Photo Credit: Photo credit: Lebo Lukewarm
Here’s How The Women of Costa Rica are Giving Back to The World Through Indigenous Art and Crafts
In the lush green hills of Costa Rica, women are doing more than keeping ancient traditions alive. They’re also teaching visitors how to live in a better way for Mother Earth. These women, hailing from the Boruca and Térraba communities, are crafting a future that respects their heritage and the planet. Upon a visit with Intrepid Travel, one would discover a world where art beautifully imitates life.
Colors of the Earth: The Boruca Women Weavers
The Boruca community in southern Costa Rica is known for its master weavers, primarily women, who create threads in eye-catching colors. What sets these artisans apart is their unique dyeing technique. Rather than relying on artificial dyes that can pollute waterways, they turn to nature for their hues. Leaves from the surrounding lands are boiled until their natural colors can be soaked up by threads. This eco-friendly method doesn’t just protect the environment; it also produces colors that are vivid and deeply rooted in the Boruca land.
The sale of these hand-dyed fabrics does more than provide a source of income for the Boruca community. It also opens the door for meaningful conversations about sustainability. Visitors who purchase these unique threads are not just buying a piece of art; they’re buying into a philosophy of environmental responsibility and cultural preservation.
Térraba: The Matriarchs of Cultural Preservation
Travel a bit further, and you’ll find another community where women are the cultural torchbearers. The Térraba people have lived alongside the Térraba River for over 500 years, sustaining themselves off the land. In this society, women are revered as the ultimate teachers, responsible for passing down cultural wisdom through the generations.
The Térraba region is home to six indigenous communities, one of them being the Brörán people. One fascinating tradition Brörán women uphold is the art of wooden mask-making. These masks, often carved from cedar or balsa wood, are detailed pieces that tell stories—some mythical, some rooted in nature. Visitors to the Térraba region often get a hands-on lesson on how to make these masks. However, this is no simple tourist activity; it’s a lesson in cultural preservation. The sale of these masks provides the Brörán people with income while ensuring their rich traditions continue to be passed down.
Chocolate as Heritage: The Cocoa Connection
The Térraba women are also central to another important community tradition: chocolate-making. Starting with the harvest of cacao pods, women oversee the lengthy process that turns these seeds into delicious chocolate. This maintains a time-honored practice and supports sustainable farming methods that benefit the planet.

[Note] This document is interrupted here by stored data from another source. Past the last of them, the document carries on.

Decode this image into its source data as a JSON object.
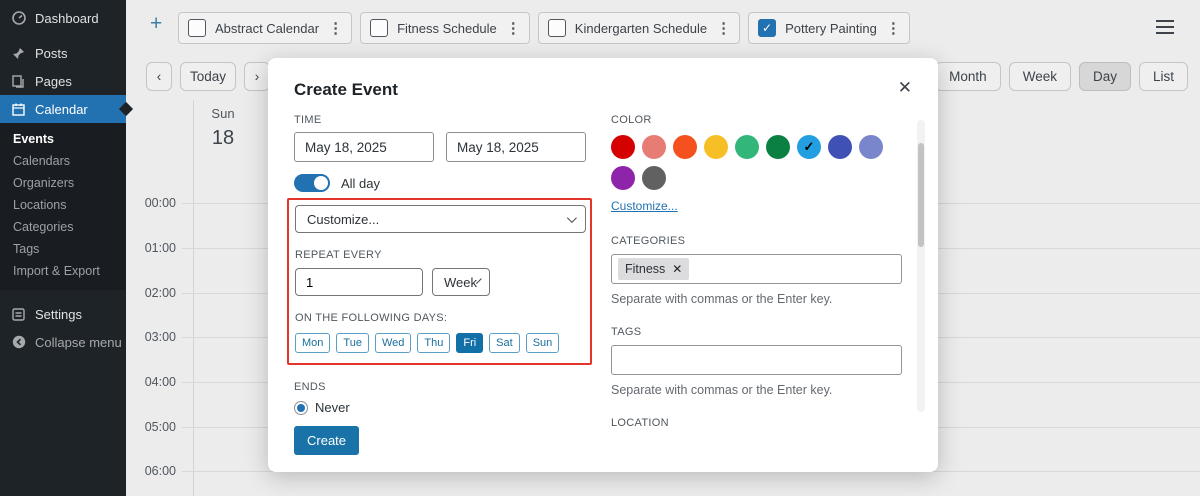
{
  "icons": {
    "check": "✓",
    "close": "✕",
    "kebab": "⋮",
    "plus": "+",
    "prev": "‹",
    "next": "›",
    "collapse_arrow": "◀"
  },
  "sidebar": {
    "items": [
      {
        "label": "Dashboard"
      },
      {
        "label": "Posts"
      },
      {
        "label": "Pages"
      },
      {
        "label": "Calendar"
      }
    ],
    "submenu": [
      "Events",
      "Calendars",
      "Organizers",
      "Locations",
      "Categories",
      "Tags",
      "Import & Export"
    ],
    "settings_label": "Settings",
    "collapse_label": "Collapse menu"
  },
  "toolbar": {
    "calendars": [
      {
        "label": "Abstract Calendar",
        "checked": false
      },
      {
        "label": "Fitness Schedule",
        "checked": false
      },
      {
        "label": "Kindergarten Schedule",
        "checked": false
      },
      {
        "label": "Pottery Painting",
        "checked": true
      }
    ]
  },
  "nav": {
    "today_label": "Today",
    "views": [
      "Month",
      "Week",
      "Day",
      "List"
    ],
    "active_view": "Day"
  },
  "calendar": {
    "day_name": "Sun",
    "day_number": "18",
    "hours": [
      "00:00",
      "01:00",
      "02:00",
      "03:00",
      "04:00",
      "05:00",
      "06:00"
    ]
  },
  "modal": {
    "title": "Create Event",
    "time": {
      "label": "TIME",
      "start_value": "May 18, 2025",
      "end_value": "May 18, 2025",
      "all_day_label": "All day",
      "all_day_on": true
    },
    "recurrence": {
      "frequency_value": "Customize...",
      "repeat_every_label": "REPEAT EVERY",
      "interval_value": "1",
      "unit_value": "Week",
      "days_label": "ON THE FOLLOWING DAYS:",
      "days": [
        "Mon",
        "Tue",
        "Wed",
        "Thu",
        "Fri",
        "Sat",
        "Sun"
      ],
      "selected_day": "Fri",
      "highlight_color": "#e5352b"
    },
    "ends": {
      "label": "ENDS",
      "option": "Never",
      "selected": true
    },
    "create_label": "Create",
    "color": {
      "label": "COLOR",
      "swatches_row1": [
        {
          "name": "red",
          "hex": "#d50000"
        },
        {
          "name": "flamingo",
          "hex": "#e67c73"
        },
        {
          "name": "orange",
          "hex": "#f4511e"
        },
        {
          "name": "yellow",
          "hex": "#f6bf26"
        },
        {
          "name": "green",
          "hex": "#33b679"
        },
        {
          "name": "dark-green",
          "hex": "#0b8043"
        },
        {
          "name": "light-blue",
          "hex": "#239ee0"
        },
        {
          "name": "blue",
          "hex": "#3f51b5"
        },
        {
          "name": "lavender",
          "hex": "#7986cb"
        }
      ],
      "swatches_row2": [
        {
          "name": "purple",
          "hex": "#8e24aa"
        },
        {
          "name": "gray",
          "hex": "#616161"
        }
      ],
      "selected_swatch": "light-blue",
      "customize_link": "Customize..."
    },
    "categories": {
      "label": "CATEGORIES",
      "chip": "Fitness",
      "helper": "Separate with commas or the Enter key."
    },
    "tags": {
      "label": "TAGS",
      "value": "",
      "helper": "Separate with commas or the Enter key."
    },
    "location": {
      "label": "LOCATION"
    },
    "accent_color": "#2271b1"
  }
}
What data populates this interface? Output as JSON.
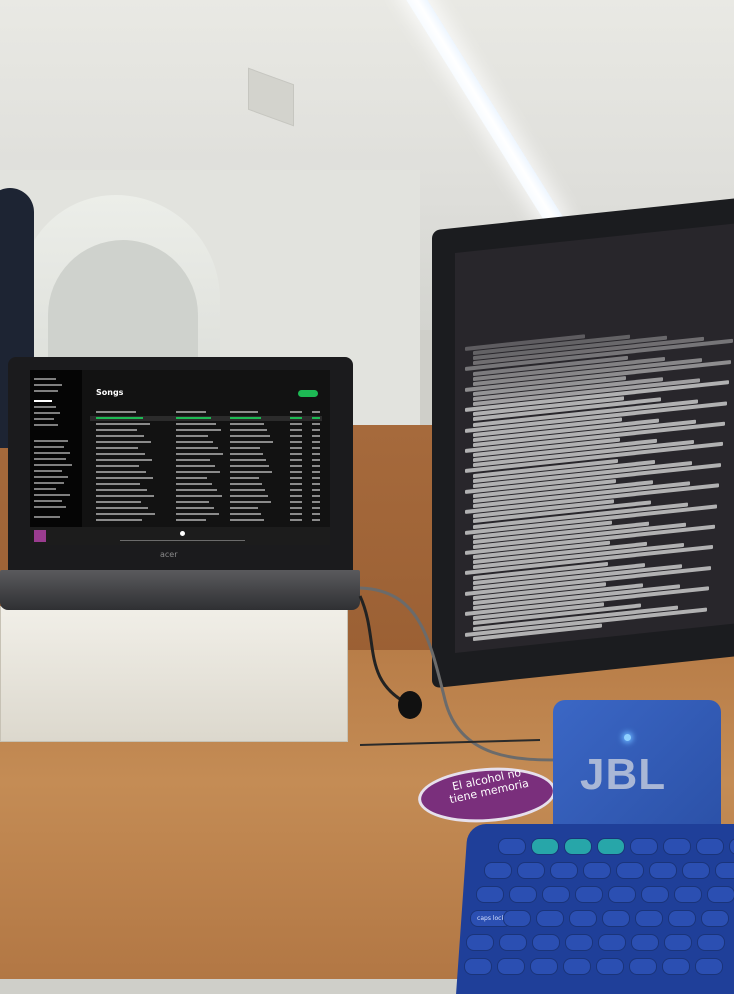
{
  "laptop": {
    "brand": "acer",
    "spotify_window": {
      "header_title": "Songs",
      "accent_color": "#1db954"
    }
  },
  "monitor": {
    "terminal_text_color": "#dcdcdc"
  },
  "sticker": {
    "line1": "El alcohol",
    "line2": "no",
    "line3": "tiene",
    "line4": "memoria",
    "color": "#7a2f7c"
  },
  "speaker": {
    "brand": "JBL",
    "color": "#3b67c5"
  },
  "keyboard": {
    "color": "#1f3f99",
    "caps_label": "caps lock"
  }
}
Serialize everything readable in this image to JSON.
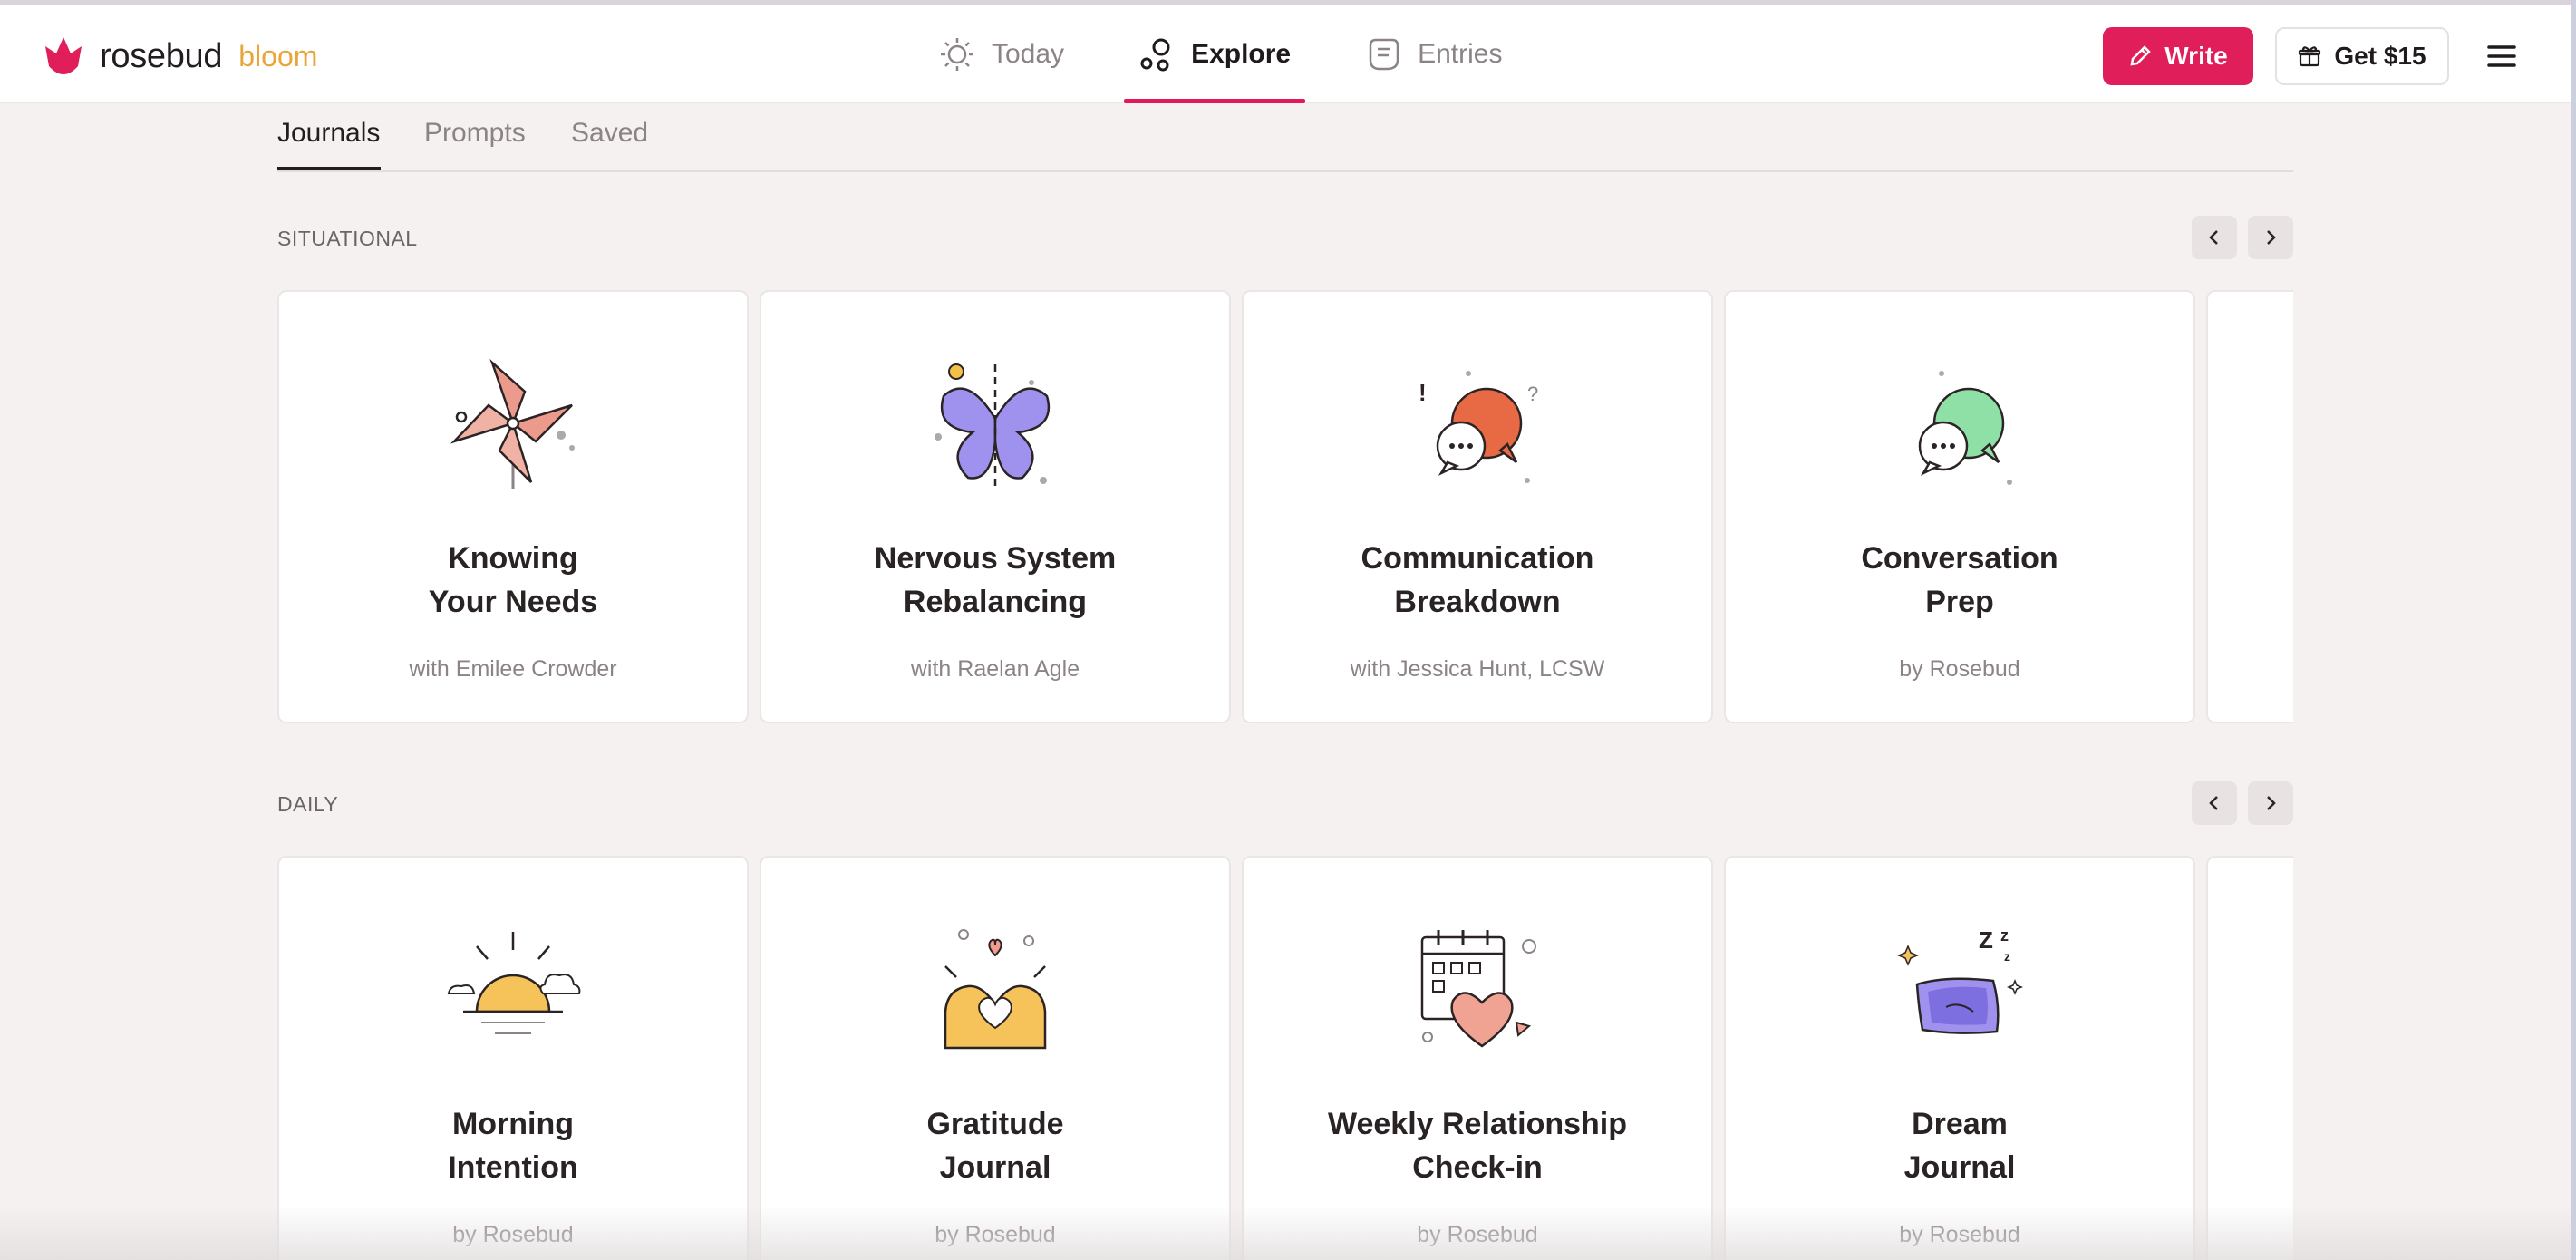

A Travel Experience Like No Other
These communities should be part of your Costa Rican itinerary because they offer a travel experience unlike any other. This isn’t about passive sightseeing; it’s about meaningful engagement. When you buy a naturally dyed fabric from a Boruca weaver or carve a mask under the guidance of a Térraba artisan, you’re participating in age-old traditions. You also contribute to a local economy that respects the Earth and helps preserve a rich cultural heritage.
More Than Just Souvenirs
Both Boruca and Térraba communities offer the world far more than beautiful art and souvenirs to take back to your loved ones. Through their crafts, these women share living philosophies that honor their ancestral roots and the planet. A woven fabric from Boruca or a carved mask from Térraba is not just a souvenir. It symbolizes sustainable living and cultural respect, a tangible piece of a much larger and important global conversation.